The screw machine operates as follows in engine mode. The working fluid (working gas or gas-liquid mixture) is supplied to the inlet pipe 2 under overpressure. Slotted seals 8 and 9 limit the value of volumetric power losses and provide a smooth change in pressure along the chambers 10, one after the other. The maximum pressure is provided in the spiral chamber 10, communicating with the inlet pipe 2, which corresponds to the pressure at the inlet of the engine. Accordingly, the minimum pressure is provided in the spiral chamber 10 in communication with the outlet pipe 3, which corresponds to the pressure at the engine outlet. Due to the pressure drop in the adjacent chambers 10, forces and torque occur on the clip 4 and screw 6, since the screw 6 is eccentrically placed in the clip 4, and the spiral parts of the screw 6 are placed in the screw channels 5 of the clip 4, with the possibility of radial displacement of the clip 4 relative to the screw 6. The screw 6 together with the cage 4 under the influence of these forces are involved in rotational motion. Thus, hydraulic energy is converted into mechanical energy, the power of the rotary screw 6 can be transferred to other machines (these machines are not shown in the figures).
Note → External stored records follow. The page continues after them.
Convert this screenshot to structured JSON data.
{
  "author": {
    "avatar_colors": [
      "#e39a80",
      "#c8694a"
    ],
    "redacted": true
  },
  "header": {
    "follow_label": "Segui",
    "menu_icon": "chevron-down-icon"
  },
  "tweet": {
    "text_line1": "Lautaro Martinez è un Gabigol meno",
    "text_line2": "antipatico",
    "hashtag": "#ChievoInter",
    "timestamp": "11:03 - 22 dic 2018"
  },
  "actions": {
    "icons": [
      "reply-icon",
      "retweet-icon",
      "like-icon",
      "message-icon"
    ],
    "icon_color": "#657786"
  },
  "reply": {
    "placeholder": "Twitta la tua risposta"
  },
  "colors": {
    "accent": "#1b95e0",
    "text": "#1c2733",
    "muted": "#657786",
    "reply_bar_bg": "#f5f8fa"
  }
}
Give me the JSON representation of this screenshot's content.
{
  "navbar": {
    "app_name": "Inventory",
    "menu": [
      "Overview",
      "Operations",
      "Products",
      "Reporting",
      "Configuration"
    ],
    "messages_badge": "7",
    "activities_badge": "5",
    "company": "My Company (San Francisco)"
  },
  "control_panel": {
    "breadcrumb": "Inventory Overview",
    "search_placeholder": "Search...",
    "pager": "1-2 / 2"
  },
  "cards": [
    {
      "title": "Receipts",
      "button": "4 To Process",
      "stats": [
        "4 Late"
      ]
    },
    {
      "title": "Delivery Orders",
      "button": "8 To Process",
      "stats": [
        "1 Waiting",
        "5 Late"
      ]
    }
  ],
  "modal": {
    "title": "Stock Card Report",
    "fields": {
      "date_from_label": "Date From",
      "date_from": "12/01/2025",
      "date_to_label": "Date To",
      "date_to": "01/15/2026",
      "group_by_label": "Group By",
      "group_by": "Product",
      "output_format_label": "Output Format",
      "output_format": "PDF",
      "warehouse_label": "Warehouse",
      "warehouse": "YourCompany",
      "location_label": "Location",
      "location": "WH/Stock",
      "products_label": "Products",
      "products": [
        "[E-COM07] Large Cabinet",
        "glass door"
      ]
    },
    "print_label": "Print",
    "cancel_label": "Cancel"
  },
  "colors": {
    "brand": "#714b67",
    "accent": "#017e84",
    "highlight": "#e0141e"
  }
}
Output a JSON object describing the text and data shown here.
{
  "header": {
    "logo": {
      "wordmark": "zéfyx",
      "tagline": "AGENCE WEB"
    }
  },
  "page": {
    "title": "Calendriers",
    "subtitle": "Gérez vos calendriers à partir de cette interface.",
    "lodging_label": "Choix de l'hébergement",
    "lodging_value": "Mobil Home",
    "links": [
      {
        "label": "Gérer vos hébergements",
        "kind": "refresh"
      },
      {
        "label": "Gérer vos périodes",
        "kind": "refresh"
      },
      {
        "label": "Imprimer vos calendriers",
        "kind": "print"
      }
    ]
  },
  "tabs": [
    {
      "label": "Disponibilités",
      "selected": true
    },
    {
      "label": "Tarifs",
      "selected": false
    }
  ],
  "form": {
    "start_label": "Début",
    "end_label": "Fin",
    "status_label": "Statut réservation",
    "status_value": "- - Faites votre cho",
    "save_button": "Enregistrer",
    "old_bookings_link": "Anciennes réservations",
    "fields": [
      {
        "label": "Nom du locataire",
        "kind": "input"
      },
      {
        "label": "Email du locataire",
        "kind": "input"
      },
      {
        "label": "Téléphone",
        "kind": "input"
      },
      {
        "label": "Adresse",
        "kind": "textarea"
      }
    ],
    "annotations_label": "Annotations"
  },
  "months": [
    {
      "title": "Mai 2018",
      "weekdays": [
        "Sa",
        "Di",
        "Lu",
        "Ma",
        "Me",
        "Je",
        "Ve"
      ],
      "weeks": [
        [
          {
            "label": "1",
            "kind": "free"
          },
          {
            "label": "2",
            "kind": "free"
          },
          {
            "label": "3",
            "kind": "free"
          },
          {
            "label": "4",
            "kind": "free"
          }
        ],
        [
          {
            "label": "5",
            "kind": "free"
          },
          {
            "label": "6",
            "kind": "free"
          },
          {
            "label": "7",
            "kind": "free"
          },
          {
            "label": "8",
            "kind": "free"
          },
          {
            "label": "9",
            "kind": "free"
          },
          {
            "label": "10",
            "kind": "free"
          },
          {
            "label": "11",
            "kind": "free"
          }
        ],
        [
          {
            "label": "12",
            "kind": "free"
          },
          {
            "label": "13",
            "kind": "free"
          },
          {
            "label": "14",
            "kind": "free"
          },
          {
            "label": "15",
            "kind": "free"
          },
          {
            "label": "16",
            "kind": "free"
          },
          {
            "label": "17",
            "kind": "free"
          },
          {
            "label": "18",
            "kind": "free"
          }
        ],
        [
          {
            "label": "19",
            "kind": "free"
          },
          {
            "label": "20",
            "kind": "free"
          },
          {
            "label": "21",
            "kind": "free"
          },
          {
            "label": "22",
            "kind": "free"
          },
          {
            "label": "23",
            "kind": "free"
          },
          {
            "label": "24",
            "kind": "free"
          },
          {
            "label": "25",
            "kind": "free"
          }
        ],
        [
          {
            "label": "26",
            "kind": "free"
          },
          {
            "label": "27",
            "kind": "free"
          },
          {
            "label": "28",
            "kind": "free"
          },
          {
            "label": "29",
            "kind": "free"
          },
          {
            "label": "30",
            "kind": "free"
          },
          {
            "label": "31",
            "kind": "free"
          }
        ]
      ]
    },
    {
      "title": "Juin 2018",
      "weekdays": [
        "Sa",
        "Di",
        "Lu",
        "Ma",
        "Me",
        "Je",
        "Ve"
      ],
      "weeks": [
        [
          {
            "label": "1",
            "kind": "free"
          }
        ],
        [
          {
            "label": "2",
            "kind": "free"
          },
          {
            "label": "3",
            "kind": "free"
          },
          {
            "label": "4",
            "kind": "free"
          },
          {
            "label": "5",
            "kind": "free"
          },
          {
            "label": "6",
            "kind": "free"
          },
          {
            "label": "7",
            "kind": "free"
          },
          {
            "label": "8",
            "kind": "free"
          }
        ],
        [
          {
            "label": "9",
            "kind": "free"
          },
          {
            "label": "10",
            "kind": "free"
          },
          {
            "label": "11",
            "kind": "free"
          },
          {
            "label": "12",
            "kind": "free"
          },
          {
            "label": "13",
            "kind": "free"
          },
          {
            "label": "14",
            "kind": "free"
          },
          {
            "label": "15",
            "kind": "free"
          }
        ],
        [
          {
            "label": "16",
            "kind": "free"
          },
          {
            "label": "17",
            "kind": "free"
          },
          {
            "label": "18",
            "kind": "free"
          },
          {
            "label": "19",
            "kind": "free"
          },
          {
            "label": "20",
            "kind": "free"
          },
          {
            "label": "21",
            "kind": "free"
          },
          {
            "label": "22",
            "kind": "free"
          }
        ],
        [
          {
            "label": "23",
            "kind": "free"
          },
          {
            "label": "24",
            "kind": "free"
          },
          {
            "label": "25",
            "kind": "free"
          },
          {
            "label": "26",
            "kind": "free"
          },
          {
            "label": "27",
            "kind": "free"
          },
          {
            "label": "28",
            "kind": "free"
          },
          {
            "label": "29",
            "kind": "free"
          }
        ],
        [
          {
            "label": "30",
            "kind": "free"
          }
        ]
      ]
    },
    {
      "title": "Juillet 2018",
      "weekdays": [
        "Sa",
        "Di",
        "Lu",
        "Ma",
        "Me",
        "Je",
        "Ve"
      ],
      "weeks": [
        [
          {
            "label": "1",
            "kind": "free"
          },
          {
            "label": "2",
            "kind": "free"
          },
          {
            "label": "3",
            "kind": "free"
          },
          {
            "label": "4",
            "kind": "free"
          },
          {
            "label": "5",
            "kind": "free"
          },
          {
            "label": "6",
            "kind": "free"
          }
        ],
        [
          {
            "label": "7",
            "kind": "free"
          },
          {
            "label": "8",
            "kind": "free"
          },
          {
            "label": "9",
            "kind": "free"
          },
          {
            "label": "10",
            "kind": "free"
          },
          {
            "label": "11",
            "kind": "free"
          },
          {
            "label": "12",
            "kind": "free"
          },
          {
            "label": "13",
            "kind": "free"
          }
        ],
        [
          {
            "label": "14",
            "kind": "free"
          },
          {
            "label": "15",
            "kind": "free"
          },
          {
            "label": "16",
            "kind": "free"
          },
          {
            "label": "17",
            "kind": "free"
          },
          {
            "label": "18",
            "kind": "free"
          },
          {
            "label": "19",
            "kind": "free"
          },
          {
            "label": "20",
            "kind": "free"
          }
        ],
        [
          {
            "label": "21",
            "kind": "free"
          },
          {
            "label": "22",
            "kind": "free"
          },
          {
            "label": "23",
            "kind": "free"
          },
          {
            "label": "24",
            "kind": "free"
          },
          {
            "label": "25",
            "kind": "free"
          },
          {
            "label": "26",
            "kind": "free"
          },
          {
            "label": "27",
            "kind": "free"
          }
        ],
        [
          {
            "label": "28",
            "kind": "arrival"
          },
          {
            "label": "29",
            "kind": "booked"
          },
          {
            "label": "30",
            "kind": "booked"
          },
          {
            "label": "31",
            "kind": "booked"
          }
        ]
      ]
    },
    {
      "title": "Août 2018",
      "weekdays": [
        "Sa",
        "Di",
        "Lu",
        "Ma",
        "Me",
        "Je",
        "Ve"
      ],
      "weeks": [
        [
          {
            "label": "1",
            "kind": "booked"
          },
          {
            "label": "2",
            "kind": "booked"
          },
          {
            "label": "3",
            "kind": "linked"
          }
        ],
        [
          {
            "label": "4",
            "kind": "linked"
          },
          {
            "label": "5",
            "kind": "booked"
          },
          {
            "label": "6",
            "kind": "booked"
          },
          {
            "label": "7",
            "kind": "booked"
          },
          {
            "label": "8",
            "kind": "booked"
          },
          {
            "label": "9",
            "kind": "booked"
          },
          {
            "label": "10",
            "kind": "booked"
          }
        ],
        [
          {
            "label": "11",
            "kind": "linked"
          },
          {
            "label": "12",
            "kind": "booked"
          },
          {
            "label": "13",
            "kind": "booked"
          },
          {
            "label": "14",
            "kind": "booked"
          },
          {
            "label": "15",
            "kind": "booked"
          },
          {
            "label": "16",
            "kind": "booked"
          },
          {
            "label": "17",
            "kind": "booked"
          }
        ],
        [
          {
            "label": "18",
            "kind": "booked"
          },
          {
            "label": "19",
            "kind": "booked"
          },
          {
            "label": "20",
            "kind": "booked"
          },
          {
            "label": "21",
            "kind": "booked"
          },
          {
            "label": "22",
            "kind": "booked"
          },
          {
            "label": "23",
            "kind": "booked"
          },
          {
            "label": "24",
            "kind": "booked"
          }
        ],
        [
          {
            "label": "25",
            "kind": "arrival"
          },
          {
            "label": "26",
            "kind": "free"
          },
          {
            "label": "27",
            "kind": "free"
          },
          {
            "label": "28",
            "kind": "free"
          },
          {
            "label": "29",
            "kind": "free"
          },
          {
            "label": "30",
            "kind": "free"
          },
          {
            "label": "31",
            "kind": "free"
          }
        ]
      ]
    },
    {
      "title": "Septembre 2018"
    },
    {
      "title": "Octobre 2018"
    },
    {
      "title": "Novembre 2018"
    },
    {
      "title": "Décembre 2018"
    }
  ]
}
By improving the kinematic diagram of the machine, the technical task has been solved: the number of moving parts and the rotor mass of the machine have been reduced — a more technologically advanced clip 4 in the form of a spiral spring has been used, a simpler and more technological screw design 6 has been used, which is easily amenable to static and dynamic balancing, which opens up possibilities for increasing the rotor speed of the machine. The simple geometric shapes of the parts used open up opportunities for a wider application of a variety of structural materials and surface hardening technologies. Thus, a technical result is achieved by creating more technologically advanced and more powerful machines, including by increasing the length of the screw and by increasing the rotor speed, using a simpler kinematic scheme and, accordingly, a more reliable design for implementing the work process in the machine .

Claims (2)

1. The screw machine, comprising a housing with inlet and outlet nozzles, a cage with screw channels and a screw eccentrically placed in the cage, and the spiral parts of the screw are located in the screw channels of the cage, with the possibility of radial displacement of the cage relative to the screw, characterized in that the cage is made in in the form of a spiral spring concentrically placed in the housing bore with the formation of spiral gap seals in the gap between the spiral spring and the housing bore, the screw is placed close to the surface of the housing bore with the formation additional gap seal due to the gap between the outer surface of the screw and the surface of the bore of the housing, with the possibility of the formation inside the housing of successive spiral chambers, separated from each other by spiral and additional gap seals, and the screw is equipped with locking elements restricting the movement of the coil spring along helical grooves in the screw. 2. The screw machine according to claim 1, characterized in that the bore of the casing, the cage in the form of a spiral spring and the screw are made conical, while the volume of the formed spiral chambers inside the casing decreases as it moves toward the conical part of the bore of the casing with a smaller diameter.